R&B star R. Kelly was charged with 10 counts of aggravated criminal sexual abuse Friday in Chicago.
Some of the charges stem from a newly discovered video found by attorney Michael Avenatti that allegedly shows Kelly having sex with a 14-year-old girl, according to a copy of the indictment obtained by USA TODAY.
A no-bail arrest warrant for Kelly has been issued by a Chicago judge, The Associated Press reported. No-bail arrest warrants don’t necessarily mean the defendant won’t eventually be offered bail once appearing in court to answer the charges.
Kelly’s first court date is scheduled for March 8.
The court documents show the charges against Kelly involve multiple victims dating back to at least 1998. Four victims are listed, including at least three between the ages of 13 and 17. The victims are listed only by initials in the document.

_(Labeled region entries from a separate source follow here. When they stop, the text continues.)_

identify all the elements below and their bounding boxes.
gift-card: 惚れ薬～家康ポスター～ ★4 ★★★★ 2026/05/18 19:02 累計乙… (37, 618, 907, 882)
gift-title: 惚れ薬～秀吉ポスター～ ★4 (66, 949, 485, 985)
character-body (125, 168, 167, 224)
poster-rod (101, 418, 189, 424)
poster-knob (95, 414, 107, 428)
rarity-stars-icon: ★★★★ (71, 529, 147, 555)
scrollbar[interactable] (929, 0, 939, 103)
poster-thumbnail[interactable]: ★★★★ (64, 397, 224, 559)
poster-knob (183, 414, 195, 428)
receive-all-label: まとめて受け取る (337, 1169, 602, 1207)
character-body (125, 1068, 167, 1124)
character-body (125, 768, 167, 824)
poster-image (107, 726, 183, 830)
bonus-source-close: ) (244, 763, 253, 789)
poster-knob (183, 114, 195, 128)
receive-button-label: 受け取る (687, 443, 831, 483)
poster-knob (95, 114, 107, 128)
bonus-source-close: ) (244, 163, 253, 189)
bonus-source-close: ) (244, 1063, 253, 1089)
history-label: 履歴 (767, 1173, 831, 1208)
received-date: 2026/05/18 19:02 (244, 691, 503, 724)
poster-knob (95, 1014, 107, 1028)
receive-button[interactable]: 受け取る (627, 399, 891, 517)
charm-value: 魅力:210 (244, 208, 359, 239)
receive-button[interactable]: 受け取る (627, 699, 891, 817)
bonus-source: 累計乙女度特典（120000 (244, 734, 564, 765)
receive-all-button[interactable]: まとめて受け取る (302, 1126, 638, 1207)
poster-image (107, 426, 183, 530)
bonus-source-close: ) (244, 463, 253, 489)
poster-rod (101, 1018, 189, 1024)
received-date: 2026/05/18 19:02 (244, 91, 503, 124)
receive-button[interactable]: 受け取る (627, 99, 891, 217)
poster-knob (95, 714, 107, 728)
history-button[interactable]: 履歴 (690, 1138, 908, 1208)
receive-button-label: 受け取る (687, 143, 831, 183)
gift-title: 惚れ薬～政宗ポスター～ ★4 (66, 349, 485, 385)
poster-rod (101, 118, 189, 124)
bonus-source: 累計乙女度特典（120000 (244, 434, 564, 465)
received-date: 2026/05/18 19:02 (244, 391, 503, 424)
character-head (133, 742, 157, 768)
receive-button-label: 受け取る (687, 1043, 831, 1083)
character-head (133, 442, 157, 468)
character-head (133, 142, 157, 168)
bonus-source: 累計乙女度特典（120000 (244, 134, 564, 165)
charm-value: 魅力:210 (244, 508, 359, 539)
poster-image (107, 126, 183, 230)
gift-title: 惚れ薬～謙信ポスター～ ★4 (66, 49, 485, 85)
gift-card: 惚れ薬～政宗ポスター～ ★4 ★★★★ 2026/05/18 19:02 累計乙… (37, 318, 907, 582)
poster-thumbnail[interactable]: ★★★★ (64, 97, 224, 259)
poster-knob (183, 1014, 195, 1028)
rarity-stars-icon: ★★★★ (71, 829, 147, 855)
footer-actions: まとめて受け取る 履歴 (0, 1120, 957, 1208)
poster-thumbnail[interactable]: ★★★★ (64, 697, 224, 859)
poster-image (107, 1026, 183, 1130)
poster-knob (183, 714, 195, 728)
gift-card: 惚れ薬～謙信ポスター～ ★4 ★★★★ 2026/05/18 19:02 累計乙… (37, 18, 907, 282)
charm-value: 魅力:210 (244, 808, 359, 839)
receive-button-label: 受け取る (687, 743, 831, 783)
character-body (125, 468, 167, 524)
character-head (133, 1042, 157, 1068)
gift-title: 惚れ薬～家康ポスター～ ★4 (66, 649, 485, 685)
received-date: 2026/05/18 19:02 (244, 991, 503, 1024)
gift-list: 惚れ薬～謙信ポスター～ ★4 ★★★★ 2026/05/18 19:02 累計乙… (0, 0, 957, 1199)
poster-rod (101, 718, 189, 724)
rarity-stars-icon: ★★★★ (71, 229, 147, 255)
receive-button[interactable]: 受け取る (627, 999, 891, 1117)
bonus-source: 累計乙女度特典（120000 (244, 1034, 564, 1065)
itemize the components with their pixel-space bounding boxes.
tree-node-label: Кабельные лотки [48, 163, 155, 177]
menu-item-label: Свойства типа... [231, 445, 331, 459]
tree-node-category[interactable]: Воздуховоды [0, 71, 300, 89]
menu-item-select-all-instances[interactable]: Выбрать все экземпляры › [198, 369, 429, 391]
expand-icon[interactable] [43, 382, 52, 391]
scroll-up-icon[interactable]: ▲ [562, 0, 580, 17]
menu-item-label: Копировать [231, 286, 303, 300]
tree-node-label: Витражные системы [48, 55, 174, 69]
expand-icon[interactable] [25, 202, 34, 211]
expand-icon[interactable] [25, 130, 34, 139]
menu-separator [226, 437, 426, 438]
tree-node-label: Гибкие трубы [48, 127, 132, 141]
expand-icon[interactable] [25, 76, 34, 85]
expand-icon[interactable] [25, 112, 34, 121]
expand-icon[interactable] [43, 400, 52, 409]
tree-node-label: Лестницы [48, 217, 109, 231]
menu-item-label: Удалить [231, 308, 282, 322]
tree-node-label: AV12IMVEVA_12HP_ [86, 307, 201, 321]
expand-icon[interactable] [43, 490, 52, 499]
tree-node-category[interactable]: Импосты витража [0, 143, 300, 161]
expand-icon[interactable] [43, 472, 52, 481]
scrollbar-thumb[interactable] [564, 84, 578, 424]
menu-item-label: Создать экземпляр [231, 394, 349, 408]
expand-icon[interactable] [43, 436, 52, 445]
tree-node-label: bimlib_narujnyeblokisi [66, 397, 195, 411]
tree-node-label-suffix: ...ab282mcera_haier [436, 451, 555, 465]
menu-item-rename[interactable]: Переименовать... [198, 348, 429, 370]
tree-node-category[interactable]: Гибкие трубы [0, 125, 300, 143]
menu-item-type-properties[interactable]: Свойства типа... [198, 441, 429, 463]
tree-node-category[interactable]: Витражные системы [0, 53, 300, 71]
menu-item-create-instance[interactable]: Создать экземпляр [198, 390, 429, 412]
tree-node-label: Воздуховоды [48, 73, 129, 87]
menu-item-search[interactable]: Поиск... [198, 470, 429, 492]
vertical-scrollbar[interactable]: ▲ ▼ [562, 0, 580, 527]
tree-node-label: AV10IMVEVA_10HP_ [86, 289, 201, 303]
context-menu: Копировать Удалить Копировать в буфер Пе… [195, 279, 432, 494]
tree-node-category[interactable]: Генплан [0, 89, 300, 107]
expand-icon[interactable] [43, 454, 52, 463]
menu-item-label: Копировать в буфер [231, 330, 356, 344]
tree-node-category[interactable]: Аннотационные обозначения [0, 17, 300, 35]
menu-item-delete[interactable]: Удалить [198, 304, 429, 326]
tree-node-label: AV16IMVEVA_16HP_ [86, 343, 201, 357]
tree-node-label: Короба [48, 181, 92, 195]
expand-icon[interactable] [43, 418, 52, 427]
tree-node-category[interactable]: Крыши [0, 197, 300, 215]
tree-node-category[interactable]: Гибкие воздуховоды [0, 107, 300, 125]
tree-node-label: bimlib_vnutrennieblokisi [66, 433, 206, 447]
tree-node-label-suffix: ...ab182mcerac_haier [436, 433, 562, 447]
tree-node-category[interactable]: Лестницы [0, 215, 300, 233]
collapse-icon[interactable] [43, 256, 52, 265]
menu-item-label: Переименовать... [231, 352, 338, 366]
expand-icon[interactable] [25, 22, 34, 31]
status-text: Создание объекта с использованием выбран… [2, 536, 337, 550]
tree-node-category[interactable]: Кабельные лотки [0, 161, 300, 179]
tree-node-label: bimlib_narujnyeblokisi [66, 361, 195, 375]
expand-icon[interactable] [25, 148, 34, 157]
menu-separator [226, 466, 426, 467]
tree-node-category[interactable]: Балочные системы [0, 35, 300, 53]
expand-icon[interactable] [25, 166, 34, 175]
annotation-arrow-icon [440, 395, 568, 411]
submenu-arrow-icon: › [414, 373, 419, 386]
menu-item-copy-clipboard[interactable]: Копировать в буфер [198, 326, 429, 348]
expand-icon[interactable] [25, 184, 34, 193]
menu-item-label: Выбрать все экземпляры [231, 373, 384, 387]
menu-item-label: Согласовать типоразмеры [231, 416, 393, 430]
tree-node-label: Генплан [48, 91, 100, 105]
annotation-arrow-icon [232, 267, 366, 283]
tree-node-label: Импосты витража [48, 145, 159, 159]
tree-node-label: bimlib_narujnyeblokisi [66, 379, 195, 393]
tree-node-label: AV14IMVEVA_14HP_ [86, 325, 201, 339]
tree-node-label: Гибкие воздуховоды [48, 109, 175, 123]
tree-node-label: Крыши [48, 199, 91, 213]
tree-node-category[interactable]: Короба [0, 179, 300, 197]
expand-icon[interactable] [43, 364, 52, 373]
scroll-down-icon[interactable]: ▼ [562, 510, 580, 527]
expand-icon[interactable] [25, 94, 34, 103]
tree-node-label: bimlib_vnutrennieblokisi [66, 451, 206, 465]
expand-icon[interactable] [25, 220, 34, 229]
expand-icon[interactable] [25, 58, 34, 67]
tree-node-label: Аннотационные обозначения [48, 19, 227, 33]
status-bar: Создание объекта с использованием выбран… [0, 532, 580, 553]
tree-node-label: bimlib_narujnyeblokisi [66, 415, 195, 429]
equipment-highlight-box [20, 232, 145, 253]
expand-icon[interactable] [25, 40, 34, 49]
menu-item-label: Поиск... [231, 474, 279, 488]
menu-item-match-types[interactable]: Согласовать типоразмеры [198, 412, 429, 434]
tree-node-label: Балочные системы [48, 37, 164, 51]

Cook County State’s Attorney Kim Foxx scheduled a press conference in Chicago to discuss the charges at 3 p.m. ET. Avenatti is holding a news conference immediately after, he said on Twitter.
Avenatti, who remained quiet throughout his 10-month “investigation” of Kelly on behalf of multiple clients, responded to the indictment on Twitter, proclaiming, “After 25 years of serial sexual abuse and assault of underage girls, the day of reckoning for R Kelly has arrived.”
After 25 years of serial sexual abuse and assault of underage girls, the day of reckoning for R Kelly has arrived.
— Michael Avenatti (@MichaelAvenatti) February 22, 2019
Gerald Griggs, an Atlanta lawyer who represents the parents of a woman they believe is being held against her will as a member of Kelly’s alleged “sex cult,” celebrated the indictment and predicted more would be forthcoming soon from “multiple jurisdictions” around the country.
“This is just the beginning of the charges,” Griggs said. Kelly also is under investigation in Fulton County, Ga., and by the U.S. Attorney’s office in the Eastern District of New York, he said.
“Hopefully, with the swift arrest of Kelly, our clients will be able to make unfettered contact with (their daughter) and get her home and the counseling and the help she needs,” Griggs told USA TODAY.